Sunday, April 01, 2007

Nurses Struggle in New Prescribing Role



A study of 18 qualified nurse prescribers and 7 nurses undertaking a prescribing course were presented with 4 clinical scenarios such as "A 65 year old man asks if he can take some Aspirin for his severe pain due to gout.How would you proceed?"
The majority were "unable to identify the issues" involved in the 4 scenarios and "failed to provie an acceptable solution to the problem"
In interviews one nurse critisied her training on pharmacology as "really awful" .
About 50% of study participants scored zero in all scenarios.
The study was lead by Dr Maxine Offredy, reader in Primary Care at the University of Hertfordshire.
This raises further doubts about the scope and skills of nurse practitioners. One of the problems is the basic training of nurses in subjects such as biochemistry, physiology and pharmacology is superficial. This leaves them vulnerable when they start to practice independently. Of course many nurse prescribers only complete the course so that they can prescribe in a very narrow area of expertise.This is sensible. It is difficult to see how current nurse prescribing courses adequately equip them for work in more generalised diagnostic and therapeutic area such as primary care

2 comments:

Anonymous said...

Clearly a very disgruntled GP... and cosmetic doctor who may i suggest is slightly threatened by such 'hand maidens' gaining the respect they deserve as autonomous practitioners. I am currently studying the nurse prescribers course and would like to point out Independant nurse prescribers have to endure intense examinations inclusive of a 100% pass rate in drug calculations and a 80% pass rate in a pharamacology examination...how ironic; this is more than what is expected for a doctor. I train doctors, surgeons dentists and nurses in injectable treatments across the country and did believe such outdated & old school beliefs were a thing of the past... in fact they are....your on your own with this one i'm afraid

Paul Charlson said...

I have no problem with nurse prescribers but in my experience it is themselves who limit their scope due to lack of confidence.

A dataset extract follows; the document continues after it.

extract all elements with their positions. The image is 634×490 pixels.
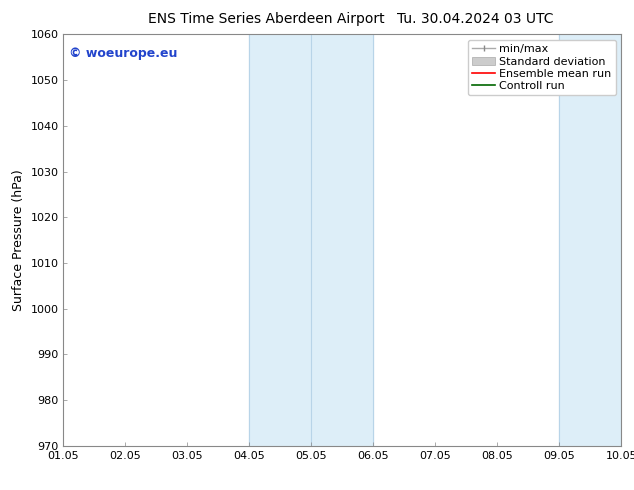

It appears that the previous commenter has not read the blog I am happy with any clinician doing what ever they are qualified and feel confident to do.

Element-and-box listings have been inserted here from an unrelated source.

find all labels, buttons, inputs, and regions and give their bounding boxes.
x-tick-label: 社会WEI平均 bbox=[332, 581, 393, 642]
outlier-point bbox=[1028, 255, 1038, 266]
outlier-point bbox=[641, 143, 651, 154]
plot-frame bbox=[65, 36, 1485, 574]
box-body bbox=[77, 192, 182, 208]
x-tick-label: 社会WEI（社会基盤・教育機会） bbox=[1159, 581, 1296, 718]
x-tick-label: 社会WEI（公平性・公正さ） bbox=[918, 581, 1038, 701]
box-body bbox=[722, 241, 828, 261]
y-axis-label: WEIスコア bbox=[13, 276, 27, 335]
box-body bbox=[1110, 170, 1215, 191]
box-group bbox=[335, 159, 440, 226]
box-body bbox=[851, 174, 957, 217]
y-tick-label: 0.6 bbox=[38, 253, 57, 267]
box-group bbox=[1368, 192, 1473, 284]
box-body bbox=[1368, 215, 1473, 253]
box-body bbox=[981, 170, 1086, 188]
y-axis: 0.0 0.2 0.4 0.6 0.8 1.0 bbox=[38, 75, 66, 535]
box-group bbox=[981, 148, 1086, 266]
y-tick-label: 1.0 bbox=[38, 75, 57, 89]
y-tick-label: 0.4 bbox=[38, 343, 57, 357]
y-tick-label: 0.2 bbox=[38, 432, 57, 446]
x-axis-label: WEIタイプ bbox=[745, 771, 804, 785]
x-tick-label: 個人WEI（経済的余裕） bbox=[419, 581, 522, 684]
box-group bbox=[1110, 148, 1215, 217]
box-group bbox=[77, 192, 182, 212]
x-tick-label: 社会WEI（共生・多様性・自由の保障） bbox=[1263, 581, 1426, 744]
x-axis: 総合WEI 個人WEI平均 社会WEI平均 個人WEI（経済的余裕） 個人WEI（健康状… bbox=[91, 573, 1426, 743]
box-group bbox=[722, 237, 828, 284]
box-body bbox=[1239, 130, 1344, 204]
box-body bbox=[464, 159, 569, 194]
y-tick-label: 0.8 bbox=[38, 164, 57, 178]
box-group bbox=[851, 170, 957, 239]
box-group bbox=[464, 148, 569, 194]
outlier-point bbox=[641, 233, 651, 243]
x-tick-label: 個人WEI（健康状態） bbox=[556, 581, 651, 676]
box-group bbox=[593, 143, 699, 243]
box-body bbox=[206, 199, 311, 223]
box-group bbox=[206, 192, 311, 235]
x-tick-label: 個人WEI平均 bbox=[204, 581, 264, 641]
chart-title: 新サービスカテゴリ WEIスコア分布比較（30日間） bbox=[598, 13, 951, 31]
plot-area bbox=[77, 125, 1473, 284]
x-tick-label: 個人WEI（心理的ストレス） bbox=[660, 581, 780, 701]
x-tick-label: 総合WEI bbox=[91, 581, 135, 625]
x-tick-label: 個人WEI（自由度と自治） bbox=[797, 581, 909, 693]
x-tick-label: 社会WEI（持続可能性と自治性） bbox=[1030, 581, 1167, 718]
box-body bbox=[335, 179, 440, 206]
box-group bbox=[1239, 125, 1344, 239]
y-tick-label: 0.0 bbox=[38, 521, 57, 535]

The study I refer to was based on comments by nurse prescribers not by doctors. They feel unprepared by the course Interestingly I know exactly what training is needed for the course as my wife did the course. The maths calculations are frankly simple so that hardly counts. The course is quite hard but not comparable with a preclinical medical training

Do I detect a chip on one's shoulder?

As for competition thats a fact of life and the clients will decide what they want !! Mine like a doctor others might want a nurse its not a big deal!